- 5 years ago
- Wedding: May 2014
Looking to hear from anyone who experiences OCD ….
I don’t have full-blown COMPULSIVE disorder … I don’t wash my hands 500 times a day, I don’t need everything in order. I don’t check the stove five times before I go out. I’m too lazy to do repetitive behaviours.
However, my mind does all that for me. I spend hours obsessing over good things, to the point where it makes me scream and cry. It’s especially bad when I’m in a relationship, and worse the more serious the relationship gets.
Now that I am engaged, I find myself obsessing about every little detail about my fiance. He is an incredible man and I am so lucky to have him, but I’ll fixate non-stop “are we really meant to be together? What if we get married and I get bored?” etc … etc … it’s a vicious loop.
I’ll also find myself fixating on his flaws over and over – which didn’t bother me much when we were first dating – but now they make me jump to the conclusion that we shouldn’t get married!! And it’s driving me nuts … I almost ended it this past Sunday because I completely freaked out about all these little things. The poor guy didn’t know what hit him, but he told me (paraphrasing) “I’m not giving up because of your anxiety and no matter what your brain tells you, we are getting married. I love you and this won’t stop us!”
I did this six years ago with an ex-boyfriend, and I’ve done it with every man I’ve ever dated. I’ve seen ten therapists but either I’m lazy or I’m just the one case that can’t be helped.

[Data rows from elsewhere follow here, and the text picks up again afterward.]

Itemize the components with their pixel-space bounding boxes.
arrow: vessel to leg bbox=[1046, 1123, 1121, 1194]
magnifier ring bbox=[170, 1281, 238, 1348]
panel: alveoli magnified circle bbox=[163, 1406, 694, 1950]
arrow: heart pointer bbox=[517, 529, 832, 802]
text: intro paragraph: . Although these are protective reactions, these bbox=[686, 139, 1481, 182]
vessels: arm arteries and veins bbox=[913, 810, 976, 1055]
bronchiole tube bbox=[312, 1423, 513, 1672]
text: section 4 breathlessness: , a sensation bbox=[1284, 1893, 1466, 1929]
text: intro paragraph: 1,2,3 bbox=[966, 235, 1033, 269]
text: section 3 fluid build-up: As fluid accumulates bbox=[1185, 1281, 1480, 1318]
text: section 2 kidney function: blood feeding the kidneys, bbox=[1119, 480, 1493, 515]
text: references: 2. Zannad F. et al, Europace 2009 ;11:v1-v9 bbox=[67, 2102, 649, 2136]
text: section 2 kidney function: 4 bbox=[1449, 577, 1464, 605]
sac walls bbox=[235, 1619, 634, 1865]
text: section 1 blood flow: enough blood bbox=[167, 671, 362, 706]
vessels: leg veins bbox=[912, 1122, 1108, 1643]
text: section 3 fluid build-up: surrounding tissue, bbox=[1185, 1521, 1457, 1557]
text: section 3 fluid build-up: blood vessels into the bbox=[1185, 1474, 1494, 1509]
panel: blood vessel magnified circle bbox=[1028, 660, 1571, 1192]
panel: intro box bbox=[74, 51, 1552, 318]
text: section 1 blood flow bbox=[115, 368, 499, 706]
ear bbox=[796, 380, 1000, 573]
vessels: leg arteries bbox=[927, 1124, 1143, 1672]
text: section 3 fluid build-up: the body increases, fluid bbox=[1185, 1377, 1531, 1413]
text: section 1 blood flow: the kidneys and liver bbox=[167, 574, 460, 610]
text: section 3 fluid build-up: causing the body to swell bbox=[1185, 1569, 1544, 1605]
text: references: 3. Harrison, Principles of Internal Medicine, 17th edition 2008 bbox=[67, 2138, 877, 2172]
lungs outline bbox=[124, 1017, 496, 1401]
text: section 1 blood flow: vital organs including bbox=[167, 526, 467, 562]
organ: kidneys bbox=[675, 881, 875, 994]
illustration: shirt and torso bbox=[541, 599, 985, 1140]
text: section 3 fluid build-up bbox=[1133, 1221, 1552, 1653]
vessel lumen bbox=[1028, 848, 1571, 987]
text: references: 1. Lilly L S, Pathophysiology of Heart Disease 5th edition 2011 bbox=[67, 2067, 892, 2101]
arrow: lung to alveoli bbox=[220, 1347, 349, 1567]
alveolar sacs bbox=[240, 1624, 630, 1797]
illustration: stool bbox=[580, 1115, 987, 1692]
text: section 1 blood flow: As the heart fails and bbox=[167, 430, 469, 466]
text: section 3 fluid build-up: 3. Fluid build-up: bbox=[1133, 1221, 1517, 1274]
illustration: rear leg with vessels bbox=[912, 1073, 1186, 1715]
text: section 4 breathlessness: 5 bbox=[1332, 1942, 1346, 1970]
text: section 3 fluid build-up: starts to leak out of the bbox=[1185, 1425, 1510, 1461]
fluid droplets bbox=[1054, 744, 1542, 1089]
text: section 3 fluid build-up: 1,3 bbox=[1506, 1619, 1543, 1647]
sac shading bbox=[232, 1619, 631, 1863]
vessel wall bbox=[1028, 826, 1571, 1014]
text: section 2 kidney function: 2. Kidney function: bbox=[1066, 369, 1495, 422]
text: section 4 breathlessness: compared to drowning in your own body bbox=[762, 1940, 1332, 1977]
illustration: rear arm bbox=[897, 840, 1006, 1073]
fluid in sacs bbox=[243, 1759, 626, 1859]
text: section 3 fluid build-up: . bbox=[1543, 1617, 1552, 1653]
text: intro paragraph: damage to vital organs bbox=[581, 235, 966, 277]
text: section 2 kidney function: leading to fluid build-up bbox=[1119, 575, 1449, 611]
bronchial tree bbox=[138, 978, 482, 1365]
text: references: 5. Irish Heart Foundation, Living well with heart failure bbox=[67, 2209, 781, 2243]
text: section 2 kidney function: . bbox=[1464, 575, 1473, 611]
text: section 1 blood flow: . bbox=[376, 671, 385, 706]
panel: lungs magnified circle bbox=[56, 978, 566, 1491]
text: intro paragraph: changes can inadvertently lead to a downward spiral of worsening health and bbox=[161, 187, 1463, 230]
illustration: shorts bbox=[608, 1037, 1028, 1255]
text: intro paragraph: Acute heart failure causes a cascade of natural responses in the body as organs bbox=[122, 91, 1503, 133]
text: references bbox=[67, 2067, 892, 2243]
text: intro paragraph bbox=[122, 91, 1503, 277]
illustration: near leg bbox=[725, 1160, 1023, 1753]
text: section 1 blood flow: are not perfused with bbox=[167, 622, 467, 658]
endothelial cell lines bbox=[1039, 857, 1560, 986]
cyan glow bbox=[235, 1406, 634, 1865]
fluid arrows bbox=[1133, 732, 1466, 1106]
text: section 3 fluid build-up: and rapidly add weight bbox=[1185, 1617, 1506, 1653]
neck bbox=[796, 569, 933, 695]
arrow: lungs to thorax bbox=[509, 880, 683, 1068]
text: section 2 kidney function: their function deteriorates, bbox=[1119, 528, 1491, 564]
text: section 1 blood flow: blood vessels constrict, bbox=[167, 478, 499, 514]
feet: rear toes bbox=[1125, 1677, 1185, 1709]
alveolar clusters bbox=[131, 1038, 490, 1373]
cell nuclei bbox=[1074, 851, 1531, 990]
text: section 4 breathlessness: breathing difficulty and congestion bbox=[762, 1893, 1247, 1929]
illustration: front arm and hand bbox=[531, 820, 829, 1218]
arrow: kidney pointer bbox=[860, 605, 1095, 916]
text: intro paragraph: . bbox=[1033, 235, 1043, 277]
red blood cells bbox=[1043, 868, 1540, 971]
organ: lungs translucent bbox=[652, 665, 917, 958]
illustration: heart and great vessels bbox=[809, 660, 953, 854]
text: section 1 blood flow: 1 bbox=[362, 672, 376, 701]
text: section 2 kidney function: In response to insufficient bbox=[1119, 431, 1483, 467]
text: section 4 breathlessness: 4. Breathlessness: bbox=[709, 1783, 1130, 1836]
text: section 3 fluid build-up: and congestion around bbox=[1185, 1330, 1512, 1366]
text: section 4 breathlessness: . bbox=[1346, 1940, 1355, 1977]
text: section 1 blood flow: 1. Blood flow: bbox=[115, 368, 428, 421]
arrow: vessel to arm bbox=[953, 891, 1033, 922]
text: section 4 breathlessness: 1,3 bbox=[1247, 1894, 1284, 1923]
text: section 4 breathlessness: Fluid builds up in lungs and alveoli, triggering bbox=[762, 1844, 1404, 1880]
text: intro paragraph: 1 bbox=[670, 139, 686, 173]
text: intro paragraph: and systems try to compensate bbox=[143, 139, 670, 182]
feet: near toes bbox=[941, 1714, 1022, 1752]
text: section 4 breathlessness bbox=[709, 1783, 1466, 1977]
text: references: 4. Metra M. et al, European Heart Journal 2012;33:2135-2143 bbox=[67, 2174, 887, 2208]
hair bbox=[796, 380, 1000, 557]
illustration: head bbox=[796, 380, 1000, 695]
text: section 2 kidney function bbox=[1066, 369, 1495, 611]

Anyone else deal with this? Any coping techniques or suggestions? A shrink is out of the question. I can’t afford it and it won’t help anyway. I can’t take anxiety meds because of other health conditions, and even if I could, I do NOT want to go the medication route.
Unfortunately, I spend a lot of time reading my old diaries, which contain extensive, obsessive notes about all my past relationships. I have a horrible fear the past will repeat itself. I know this can only be making me worse, but I can’t stop.
Am I just lazy? Is that my problem? Or should I just let my brain do its thing and not try to react to it with panic?